Dipankar Ray Laboratory

Our laboratory research has focused in the field of cancer cell signaling with specific emphasis on understanding the role of post-translational protein modifications (PTMs) during oncogenesis. Our laboratory is primarily involved in identifying ubiquitination machineries that maintain various oncoprotein stabilities including epidermal growth factor receptor (EGFR), mutant KRAS and mutant TP53, where we are studying PTMs importance in the progression of various upper aerodigestive cancers. We employ such knowledge to develop novel therapeutic strategies.

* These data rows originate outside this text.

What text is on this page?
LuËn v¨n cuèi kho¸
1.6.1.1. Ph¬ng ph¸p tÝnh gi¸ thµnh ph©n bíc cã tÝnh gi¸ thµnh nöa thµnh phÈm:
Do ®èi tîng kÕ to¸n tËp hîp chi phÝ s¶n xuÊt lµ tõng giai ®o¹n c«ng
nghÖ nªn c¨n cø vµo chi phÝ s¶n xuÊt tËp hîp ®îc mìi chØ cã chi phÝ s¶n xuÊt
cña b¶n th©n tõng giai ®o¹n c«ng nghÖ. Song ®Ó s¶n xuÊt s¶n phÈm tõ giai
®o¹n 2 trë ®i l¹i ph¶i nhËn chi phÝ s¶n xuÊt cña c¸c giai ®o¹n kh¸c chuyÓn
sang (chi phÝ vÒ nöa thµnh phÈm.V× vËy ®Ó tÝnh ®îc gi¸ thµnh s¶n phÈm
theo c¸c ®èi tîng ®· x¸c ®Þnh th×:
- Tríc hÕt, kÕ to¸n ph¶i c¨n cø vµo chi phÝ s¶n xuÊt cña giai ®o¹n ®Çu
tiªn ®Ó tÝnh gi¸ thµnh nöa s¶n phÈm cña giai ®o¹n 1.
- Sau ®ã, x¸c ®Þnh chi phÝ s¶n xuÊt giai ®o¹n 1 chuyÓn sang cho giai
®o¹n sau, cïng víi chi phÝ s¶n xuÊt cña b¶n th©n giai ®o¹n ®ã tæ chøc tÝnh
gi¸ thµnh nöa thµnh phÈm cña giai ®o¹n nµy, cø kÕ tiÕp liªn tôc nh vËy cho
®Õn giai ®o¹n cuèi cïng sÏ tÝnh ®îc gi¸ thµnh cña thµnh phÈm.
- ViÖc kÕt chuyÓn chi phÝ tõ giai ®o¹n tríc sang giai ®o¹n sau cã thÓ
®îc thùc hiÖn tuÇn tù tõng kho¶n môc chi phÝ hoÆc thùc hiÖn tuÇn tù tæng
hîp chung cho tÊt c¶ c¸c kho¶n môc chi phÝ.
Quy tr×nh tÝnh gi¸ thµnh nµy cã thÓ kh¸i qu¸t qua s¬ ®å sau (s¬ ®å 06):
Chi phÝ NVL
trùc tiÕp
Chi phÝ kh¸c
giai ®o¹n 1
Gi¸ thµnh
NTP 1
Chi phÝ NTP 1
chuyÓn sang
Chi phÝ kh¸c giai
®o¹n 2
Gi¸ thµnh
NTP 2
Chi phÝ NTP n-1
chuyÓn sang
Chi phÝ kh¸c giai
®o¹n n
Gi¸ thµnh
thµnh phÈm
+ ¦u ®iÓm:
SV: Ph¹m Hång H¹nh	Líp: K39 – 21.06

We also focus on understanding and identifying molecular and/or cellular mechanisms responsible for the development of radiation-induced lung toxicities (RILT). We utilize such mechanistic information to develop lung radioprotectors. Being a part of the Cancer Biology (CB) core group at the University of Michigan Rogel Cancer Center, our lab has expertise in the field of protein degradation. In collaboration with other Rogel Cancer Center members we are unraveling the complex process of oncogenesis.

We are also a part of the Program of Biological Sciences (PIBS), Dr. Ray is an Adjunct faculty in the Department of Nuclear Engineering and Radiological Sciences (NERS) and also Director of the Cancer Research Summer Internship Program (CaRISP) for undergraduates.

Projects

RNF128 Regulation of TP53 in Barrett’s Progression

This project is in collaboration with David G Beer, PhD, Co-Director, Cancer Genetics (CG) program, UMCCC. In this project we are deciphering the role of a RING type ubiquitin ligase (E3) in the maintenance of mutant TP53 protein stability, a key molecular interaction that promotes Barrett’s progression to esophageal adenocarcinoma (EAC). In this project we are utilizing various genetic, cell biology and biochemical studies to understand unique function of RNF128 in the regulation of mutant TP53 stability, the most critical oncogenic driver involved in EAC. Recently we have obtained a R01 funding from NCI to study this interesting linkage in clinical samples.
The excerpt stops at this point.